O fenômeno em criança, adolescente e jovens, está muito mais no processo do mundo em decadência material, moral e ético, e de uma sociedade que não valoriza a vida enquanto essência de aprendizagem, uma essência biológica que é muito frágil e que deva ser cultivada.

disse Racoski à FolhaBV.

O cientista também explicou que o desencadeamento de suicídios não se relaciona às gerações ou é específico da sociedade atual. “A nossa sociedade hoje não se tornou nem forte nem fraca, até tem aquele trocadilho do raiz e Nutella. […] Mas, na verdade, suicídio efetivamente sempre ocorreu e havia subnotificação, não havia notificação e havia suicídio indireto”, enfatizou Paulo.

Relações mais virtuais e redes sociais

Com a existência da internet e alta interação no mundo virtual, Paulo Racoski, afirmou que as pessoas estão cada vez mais “individuais, individualistas e individualizadas” e isso afeta as relações e a convivência humana. “As pessoas se tornam mais frágeis, desenvolvem transtornos mentais com maior intensidade e acabam sucumbindo. Se não, às vezes, por suicídio ou outros fenômenos, até outros abusos indiretos, tabaco, álcool, drogas lícitas e ilícitas, medicações e muitas situações de alienação mental”, exemplificou o cientista político.

Atrelado à isso, Racoski apontou que as redes sociais, hoje, criam uma perfeição de vida que atinge o adolescente e qualquer pessoa que esteja em crise de identidade. A neuropsicóloga Jussara Barbosa também defende o pensamento.

“O nosso cérebro está acostumado a uma compensação imediata. Então quanto mais tempo eu fico numa atividade, onde eu estou alimentando o meu cérebro com aquela satisfação, estou recebendo sensação de prazer, estou recebendo uma motivação para eu continuar [mexendo no celular]; e eu percebo que não tem isso nas minhas ações e que no meu cotidiano não é imediato, gera uma frustração. O adolescente, que por si só está na fase não só vulnerável, mas com autoestima comprometida, inseguro das suas escolhas, isso vai gerando conflitos internos e a falta do saber o que é certo, o que é errado”,

explicou a neuropsicóloga.

Apoio familiar

As redes sociais não são maior gatilho nos casos de suicídio de crianças, adolescentes e jovens, conforme Jussara. Em contrapartida, o apoio familiar é o suporte fundamental. Por isso, a também psicopedagoga, indica que os familiares se atentem aos comportamentos dos filhos, primos e sobrinhos.
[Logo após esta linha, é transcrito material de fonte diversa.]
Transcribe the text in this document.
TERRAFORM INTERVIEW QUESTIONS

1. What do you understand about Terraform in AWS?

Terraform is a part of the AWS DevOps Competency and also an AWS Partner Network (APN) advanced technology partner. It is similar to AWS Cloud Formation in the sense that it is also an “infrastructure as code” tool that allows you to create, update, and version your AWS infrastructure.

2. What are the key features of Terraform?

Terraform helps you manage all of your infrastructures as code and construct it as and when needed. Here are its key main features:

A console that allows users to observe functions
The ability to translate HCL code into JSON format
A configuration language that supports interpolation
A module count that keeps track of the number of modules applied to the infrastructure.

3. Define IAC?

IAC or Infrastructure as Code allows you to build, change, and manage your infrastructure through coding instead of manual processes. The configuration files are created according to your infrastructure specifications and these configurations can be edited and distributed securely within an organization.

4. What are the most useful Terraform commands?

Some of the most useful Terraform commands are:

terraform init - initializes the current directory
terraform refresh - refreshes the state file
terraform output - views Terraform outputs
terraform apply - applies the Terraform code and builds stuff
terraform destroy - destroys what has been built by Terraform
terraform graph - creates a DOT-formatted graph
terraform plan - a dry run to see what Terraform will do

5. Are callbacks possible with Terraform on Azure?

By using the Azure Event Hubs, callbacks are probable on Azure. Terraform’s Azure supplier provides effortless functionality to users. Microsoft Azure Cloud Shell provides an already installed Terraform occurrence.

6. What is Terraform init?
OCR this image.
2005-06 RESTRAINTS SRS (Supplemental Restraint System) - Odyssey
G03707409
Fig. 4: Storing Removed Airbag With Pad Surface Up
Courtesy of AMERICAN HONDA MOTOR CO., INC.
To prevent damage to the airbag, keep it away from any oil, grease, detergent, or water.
“Você percebe que o adolescente está se distanciando da família, tendo um isolamento social que é uma característica da violência. ‘O meu quarto é o meu mundo’. Há a falta de interesse de hábitos, de costumes que antes que gostava, mas agora não tem mais sentido, não tem prazer em desenvolver. Também tem as compulsões: Compulsão alimentar, distúrbios de sono, desregulação, autoconceito totalmente negativo, que é o ‘eu não consigo’, e questão da estética”, orientou Jussara Barbosa.